With the Thunder Bay Police Service under investigation, it's time to pause the push for a new police headquarters.
Letters to the editor

To the editor:

Thunder Bay city councillors have made an expensive mistake and they don’t seem to care. It’s part of a pattern of investing in projects that never pan out. This time it’s money for the design of the proposed new police ‘campus’.

Councillors should not have given a $2.4 million carte blanche to a totally dysfunctional police department now under investigation by the province.

Indeed, we should all wait until after the Ontario Civilian Police Commission has concluded its investigation. When it’s over, we may well have a new police chief and deputy and a new Police Services Board with a completely different take on what’s needed.

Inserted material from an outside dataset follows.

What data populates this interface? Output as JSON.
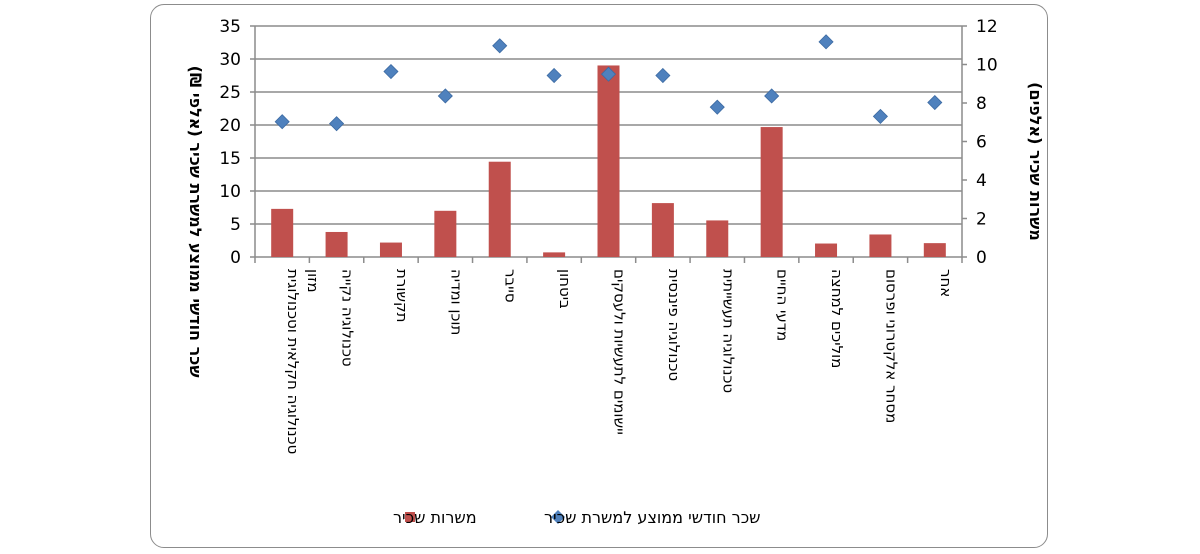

It’s clear now why the police board and senior managers didn’t properly consult the community about this boondoggle: the chief and board members are in wallowing in chaos, too distracted by internal conflicts tearing the place apart.

The dysfunction also explains why no one in authority bothered to do any due diligence, to study alternatives to a single massive building too large for the existing property on Balmoral Street.

Instead of doing the heavy lifting in-house or hiring a true expert in policing to go through a proper planning process, the department hired a local architect to prepare a floor plan drawn up from a gold-plated wish list.

No messy public meetings. No time-consuming stakeholder conversations. Just write a cheque for money that’s not theirs.

The police are now betting the public is ready to give them whatever they want no matter how ill-considered and ridiculously expensive for a city whose economy is stagnant.

City council should be protecting the public purse against this nonsense. Unfortunately for taxpayers, during the budget debate on the $2.4 million….our politicians were mute. The lack of interest and curiosity was stunning.

No one asked why the department hired a Thunder Bay architect instead of an expert in planning police facilities. No questions about how a large, remote building fit with the concept of neighbourhood policing. No inquiries about cost-sharing with the OPP or the Nishnawbe-Aski Police Service. Nothing about whether there are ways to get the federal and provincial government to help with the costs.

A council that really cared about taxpayers would freeze the $2.4 million until this soap opera is over. But don’t count on common sense from a core group that spent millions on a non-event centre and didn’t blink about the waste.

Instead, you’re better off to simply remember who is looking out for the taxpayers’ interest and who isn’t. An election is coming.